A Writing Renewal

If you check the calendar you’ll see it’s been a long time since I’ve blogged. Why? Life, with all its ups and downs; writing life, with all its ups and downs. I needed a kick-start, and I found it in a place I know all too well.

Loss of a Constant Presence

In March, I lost a family member. Suddenly. Unexpectedly. It was devastating. For weeks I honestly didn’t want to look forward, but I had a book coming out in April. I had to get it together. I did, though not very well. I drifted through the book launch in a fog of grief and didn’t feel much like writing or editing.

Not that this person was central to my life. He was a constant presence, one you expected to be there for a good, long time. It made me look at my own mortality. Usually, I do that without fear, but because of this I faced the fact there are fewer years before me than behind me, not helpful when you have things you want to do, books you need to finish.

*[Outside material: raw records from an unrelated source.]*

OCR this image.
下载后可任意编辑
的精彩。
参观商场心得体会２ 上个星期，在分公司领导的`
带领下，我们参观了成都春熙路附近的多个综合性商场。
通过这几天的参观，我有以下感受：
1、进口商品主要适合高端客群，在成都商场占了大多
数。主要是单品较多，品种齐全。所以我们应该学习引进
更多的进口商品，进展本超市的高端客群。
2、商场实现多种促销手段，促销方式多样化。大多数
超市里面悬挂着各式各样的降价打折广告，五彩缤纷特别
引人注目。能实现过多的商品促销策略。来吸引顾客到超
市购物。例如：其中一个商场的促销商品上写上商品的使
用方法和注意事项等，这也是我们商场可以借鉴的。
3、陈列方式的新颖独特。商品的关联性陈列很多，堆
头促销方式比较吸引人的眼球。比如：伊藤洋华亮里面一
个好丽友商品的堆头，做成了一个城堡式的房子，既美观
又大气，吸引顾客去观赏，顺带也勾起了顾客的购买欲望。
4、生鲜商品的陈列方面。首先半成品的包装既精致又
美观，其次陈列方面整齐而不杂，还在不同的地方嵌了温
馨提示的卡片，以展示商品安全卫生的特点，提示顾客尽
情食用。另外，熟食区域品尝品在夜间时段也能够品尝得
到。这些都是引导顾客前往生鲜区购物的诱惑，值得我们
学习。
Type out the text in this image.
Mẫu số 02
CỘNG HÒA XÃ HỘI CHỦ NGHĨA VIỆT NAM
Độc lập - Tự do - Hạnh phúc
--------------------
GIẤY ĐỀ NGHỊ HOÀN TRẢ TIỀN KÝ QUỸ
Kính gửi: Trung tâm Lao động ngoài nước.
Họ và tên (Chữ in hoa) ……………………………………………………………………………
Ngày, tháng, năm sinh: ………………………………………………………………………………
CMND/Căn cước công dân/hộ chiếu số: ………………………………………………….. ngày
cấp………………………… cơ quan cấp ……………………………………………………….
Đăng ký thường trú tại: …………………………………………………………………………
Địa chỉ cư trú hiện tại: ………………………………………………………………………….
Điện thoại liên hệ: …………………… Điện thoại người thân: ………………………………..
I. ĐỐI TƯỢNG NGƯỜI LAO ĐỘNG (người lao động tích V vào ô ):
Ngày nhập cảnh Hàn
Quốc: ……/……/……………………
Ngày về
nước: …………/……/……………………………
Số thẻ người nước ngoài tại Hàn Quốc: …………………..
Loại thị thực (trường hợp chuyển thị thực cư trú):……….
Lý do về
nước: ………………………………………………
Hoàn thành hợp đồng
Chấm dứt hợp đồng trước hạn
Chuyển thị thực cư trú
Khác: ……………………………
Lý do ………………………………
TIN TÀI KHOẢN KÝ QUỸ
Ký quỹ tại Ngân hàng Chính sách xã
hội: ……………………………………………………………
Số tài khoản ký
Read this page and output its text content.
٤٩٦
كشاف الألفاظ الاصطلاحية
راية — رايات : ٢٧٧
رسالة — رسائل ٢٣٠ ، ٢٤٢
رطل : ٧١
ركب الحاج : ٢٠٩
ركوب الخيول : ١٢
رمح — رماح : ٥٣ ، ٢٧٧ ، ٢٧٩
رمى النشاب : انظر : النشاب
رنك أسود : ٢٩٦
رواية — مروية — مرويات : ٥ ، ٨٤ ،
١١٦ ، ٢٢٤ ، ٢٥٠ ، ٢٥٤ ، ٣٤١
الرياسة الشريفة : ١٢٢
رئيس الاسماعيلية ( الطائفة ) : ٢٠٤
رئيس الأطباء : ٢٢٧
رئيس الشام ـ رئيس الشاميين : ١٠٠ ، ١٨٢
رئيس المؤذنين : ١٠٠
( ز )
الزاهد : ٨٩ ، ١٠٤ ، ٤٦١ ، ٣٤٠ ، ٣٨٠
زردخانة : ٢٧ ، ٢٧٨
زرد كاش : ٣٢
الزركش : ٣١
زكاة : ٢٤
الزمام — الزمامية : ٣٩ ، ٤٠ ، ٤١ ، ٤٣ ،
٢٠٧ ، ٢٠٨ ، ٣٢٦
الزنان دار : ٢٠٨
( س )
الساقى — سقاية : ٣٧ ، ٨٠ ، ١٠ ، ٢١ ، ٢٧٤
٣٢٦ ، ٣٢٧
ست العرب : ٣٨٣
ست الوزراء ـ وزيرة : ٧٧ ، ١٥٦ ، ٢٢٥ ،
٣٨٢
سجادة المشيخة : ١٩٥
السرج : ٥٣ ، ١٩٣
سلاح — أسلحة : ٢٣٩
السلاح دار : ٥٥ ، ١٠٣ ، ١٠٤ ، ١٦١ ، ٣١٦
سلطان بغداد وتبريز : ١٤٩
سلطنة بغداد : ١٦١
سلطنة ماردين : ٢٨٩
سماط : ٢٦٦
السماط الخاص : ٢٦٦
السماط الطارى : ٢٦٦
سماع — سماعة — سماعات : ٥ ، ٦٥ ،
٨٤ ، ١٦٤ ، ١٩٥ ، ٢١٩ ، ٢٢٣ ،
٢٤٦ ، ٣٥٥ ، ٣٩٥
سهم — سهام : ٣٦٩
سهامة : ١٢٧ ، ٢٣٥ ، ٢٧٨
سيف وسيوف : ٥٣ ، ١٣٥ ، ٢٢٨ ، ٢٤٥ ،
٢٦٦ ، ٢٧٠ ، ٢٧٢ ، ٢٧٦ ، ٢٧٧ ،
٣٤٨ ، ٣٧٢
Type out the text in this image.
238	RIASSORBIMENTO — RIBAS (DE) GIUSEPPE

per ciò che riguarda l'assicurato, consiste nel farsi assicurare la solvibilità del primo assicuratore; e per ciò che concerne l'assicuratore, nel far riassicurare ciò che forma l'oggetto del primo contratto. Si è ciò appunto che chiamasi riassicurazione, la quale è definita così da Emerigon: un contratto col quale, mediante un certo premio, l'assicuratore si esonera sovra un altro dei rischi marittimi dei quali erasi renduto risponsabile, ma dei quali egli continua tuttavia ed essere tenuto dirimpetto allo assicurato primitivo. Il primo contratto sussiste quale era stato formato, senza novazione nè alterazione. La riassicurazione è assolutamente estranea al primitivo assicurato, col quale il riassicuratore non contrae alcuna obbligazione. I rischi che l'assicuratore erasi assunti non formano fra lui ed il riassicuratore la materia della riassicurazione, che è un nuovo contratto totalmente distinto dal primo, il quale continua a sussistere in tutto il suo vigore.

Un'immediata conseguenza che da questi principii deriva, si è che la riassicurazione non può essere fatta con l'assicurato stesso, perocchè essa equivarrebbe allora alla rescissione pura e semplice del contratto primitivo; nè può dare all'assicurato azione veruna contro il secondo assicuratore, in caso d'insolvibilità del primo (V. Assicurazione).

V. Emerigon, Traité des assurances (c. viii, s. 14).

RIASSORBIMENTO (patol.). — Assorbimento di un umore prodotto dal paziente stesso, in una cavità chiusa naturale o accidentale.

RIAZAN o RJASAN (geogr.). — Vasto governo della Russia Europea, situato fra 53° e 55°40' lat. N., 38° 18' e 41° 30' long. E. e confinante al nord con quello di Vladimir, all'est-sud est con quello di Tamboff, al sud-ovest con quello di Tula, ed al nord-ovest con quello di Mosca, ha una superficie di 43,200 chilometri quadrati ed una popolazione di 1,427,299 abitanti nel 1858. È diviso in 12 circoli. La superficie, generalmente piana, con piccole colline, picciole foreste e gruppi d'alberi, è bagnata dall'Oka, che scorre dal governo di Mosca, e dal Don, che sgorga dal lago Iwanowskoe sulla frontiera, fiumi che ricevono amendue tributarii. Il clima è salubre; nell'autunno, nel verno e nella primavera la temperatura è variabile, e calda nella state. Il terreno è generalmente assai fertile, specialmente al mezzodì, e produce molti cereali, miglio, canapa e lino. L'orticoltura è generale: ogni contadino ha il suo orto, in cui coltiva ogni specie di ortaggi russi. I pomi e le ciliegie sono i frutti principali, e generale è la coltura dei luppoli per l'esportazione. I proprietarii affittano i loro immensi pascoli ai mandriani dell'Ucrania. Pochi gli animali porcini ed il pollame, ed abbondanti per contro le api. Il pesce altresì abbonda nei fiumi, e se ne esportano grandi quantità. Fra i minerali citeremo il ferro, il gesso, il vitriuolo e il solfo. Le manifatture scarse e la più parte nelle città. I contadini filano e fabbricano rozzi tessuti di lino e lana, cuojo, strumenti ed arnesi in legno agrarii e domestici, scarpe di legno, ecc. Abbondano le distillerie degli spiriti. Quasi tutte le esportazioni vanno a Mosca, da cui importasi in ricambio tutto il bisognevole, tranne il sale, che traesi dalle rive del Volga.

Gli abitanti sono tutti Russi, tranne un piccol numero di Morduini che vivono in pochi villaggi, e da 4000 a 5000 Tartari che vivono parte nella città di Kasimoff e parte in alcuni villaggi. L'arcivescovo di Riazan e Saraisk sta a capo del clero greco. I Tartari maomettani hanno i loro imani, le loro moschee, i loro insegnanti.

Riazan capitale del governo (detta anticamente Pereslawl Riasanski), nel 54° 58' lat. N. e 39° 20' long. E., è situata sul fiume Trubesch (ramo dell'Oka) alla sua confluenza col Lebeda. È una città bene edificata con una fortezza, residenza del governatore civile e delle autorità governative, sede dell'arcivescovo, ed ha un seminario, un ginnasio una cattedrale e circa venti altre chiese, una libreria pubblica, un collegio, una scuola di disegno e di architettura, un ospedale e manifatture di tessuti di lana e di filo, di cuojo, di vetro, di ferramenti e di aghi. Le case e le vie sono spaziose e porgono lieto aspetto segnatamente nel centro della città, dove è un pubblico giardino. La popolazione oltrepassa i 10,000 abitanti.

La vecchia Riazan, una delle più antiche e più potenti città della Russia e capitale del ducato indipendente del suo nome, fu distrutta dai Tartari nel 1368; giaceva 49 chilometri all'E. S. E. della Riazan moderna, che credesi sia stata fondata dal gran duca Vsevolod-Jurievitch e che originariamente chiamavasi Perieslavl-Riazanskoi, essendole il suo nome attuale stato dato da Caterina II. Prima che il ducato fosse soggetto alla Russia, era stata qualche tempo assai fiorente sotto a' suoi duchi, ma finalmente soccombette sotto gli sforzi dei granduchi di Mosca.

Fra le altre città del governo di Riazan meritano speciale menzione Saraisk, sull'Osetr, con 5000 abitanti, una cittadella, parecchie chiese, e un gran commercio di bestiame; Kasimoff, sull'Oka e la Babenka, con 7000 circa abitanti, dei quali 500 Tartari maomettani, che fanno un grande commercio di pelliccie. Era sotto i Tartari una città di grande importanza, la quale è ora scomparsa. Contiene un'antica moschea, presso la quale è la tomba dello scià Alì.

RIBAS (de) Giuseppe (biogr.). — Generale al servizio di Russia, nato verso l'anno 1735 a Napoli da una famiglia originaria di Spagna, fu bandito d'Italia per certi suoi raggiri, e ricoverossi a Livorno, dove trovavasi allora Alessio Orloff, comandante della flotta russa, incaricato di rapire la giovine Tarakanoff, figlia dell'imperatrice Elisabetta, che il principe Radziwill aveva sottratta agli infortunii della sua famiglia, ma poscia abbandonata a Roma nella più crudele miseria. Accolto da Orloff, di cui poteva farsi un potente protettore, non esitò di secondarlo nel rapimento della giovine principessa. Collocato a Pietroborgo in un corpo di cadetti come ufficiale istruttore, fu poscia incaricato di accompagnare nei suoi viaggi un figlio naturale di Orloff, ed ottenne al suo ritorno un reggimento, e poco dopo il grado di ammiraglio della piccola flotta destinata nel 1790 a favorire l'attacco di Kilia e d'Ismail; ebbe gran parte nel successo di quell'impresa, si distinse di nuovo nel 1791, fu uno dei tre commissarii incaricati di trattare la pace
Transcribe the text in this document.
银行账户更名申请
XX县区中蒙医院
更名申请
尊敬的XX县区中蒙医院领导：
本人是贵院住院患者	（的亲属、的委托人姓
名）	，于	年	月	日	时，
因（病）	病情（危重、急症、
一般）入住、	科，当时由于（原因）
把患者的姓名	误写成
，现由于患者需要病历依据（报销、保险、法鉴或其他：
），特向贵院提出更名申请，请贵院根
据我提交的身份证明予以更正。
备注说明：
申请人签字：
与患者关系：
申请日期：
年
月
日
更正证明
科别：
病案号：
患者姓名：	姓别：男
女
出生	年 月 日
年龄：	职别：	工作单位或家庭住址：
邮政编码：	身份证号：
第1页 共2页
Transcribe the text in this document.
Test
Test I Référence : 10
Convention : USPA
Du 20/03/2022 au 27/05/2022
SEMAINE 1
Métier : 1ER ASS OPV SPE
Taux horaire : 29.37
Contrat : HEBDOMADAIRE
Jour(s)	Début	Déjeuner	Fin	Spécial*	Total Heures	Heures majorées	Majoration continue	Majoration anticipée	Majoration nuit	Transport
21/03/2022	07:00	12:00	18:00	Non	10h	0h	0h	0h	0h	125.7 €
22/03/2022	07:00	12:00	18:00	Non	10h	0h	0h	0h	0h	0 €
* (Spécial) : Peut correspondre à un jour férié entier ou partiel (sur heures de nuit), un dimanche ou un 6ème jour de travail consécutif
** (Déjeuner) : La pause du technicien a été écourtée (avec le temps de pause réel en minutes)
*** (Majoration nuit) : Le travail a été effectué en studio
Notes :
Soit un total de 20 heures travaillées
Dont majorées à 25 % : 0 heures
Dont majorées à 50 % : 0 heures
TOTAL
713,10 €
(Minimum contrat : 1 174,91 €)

So, I needed a way out of this funk, and soon, and that came in a confirmation email from Hollins University.

Seven Years

This year marks the seventh time I’ve attended the Tinker Mountain Writers Workshop at Hollins University in Roanoke, Virginia. It’s now the Tinker Mountain Writers Workshops and Retreats. More on that in a bit. I even counted last year, when I became ill from mold in one of the dorms and had to leave early.

A different dorm this year, and all went well. In fact it was perfect. I renewed acquaintances with old friends from Tinker Mountain and made new writing friends. That alone is worth the trip.

For the past two years, I’ve been so focused on getting novels ready for publication, I’ve put aside short fiction, and this year at Tinker Mountain I remembered why I love to read and write short fiction.

I’d selected a “retreat” this year, a difference from the usual critique workshops where you bring already written work in for the workshop participants and the instructors to comment on. This retreat was to be “generative,” meaning we’d get a prompt one day, go back to the dorm and write a scene or a story or simply a narrative, come to the meeting room the next day, and read it aloud.

Yeah, you heard that. Read aloud a rough draft. WTAF?

The prompts were based on short stories the instructor had us read overnight, and therein came the longing to start writing short fiction again. The short stories were amazing, and I remembered the satisfaction of telling a complete story in so few words. The plots of my novels are dizzy in their complexity; I use spreadsheets to keep them straight in my own head. I’d forgotten how to use fewer words.

To Be Continued…

Over the next few days, I’ll post more about how this year’s retreat at Tinker Mountain went. I’m just happy right now to have blogged.